Team ACL: The Growing Women’s Soccer Club That No Player Wants to Join

Washington Post illustration by Sarah Hashemi

Jordan Angeli was 20 years old when she tore her ACL for the first time.

She was in her third year at women’s soccer powerhouse Santa Clara, just eight months removed from representing the United States at the 2006 U-20 World Cup. During practice, she felt a shift in her knee. Other players came over, and Angeli described how she knew almost immediately that a knee wasn’t supposed to feel like that.

“Well, kid,” one teammate said, “welcome to the club.”

Angeli would make it back onto the field, playing professional soccer in the top American leagues for five years. But she also would join the dreaded three-letter club twice more in her career.

Studies show female athletes are two to eight times as likely as male athletes to tear an ACL, one of the bands of tissue that connect the femur and tibia at the knee. Since 2021, at least 87 players from eight of the world’s top women’s soccer leagues have torn their ACLs. Some of the sport’s biggest stars – such as U.S. attacker Catarina Macario, Dutch star Vivianne Miedema and the English duo of Beth Mead and Leah Williamson – will miss the World Cup because of this injury.

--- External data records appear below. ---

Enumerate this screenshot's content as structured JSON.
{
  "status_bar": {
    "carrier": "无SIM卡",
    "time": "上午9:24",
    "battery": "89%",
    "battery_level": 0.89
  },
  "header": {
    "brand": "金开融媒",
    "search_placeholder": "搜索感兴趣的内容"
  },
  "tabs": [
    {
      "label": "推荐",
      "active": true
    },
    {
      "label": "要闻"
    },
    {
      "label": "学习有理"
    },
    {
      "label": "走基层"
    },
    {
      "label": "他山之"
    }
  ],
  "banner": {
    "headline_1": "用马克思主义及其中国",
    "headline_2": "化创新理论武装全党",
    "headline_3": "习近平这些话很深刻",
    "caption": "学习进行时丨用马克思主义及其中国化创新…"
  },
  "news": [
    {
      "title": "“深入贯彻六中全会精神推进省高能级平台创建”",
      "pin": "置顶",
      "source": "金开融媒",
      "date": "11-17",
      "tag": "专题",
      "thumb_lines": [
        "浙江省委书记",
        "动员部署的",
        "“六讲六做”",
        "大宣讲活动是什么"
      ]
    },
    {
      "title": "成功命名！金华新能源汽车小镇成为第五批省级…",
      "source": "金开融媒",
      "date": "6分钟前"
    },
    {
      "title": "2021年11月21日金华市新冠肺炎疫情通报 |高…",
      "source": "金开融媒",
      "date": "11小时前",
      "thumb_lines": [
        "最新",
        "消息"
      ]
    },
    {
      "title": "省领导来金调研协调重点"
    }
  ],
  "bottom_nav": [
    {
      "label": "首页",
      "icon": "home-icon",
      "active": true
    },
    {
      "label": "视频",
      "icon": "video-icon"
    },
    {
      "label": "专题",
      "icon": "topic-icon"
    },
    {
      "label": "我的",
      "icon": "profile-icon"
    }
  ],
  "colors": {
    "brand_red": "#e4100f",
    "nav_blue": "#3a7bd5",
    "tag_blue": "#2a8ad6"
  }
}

This recent wave is not a statistical anomaly but further proof of an ongoing issue that has no simple solution. Addressing it, many in the sport say, requires a zoomed-out approach that begins at soccer’s lowest levels and peels back all the layers of a gendered problem, from the physiological to the environmental.

In a moment of global growth for women’s sports, the ACL crisis strikes at the heart of a broader challenge. How can the infrastructure of women’s sports not simply replicate what exists for men’s sports but be optimized for female athletes? At the top levels of women’s soccer, players argue, such resources have not yet been provided.

“Players are expected to be professional footballers. There’s an increase in matches, then there’s an increase in new competitions. But on the flip side of that, the professional standards to meet these professional obligations are just not in place,” said Alex Culvin, the head of women’s soccer strategy and research at FIFPro, the global players union.

“For a multi-factorial issue, I think there needs to be a multi-factorial solution.”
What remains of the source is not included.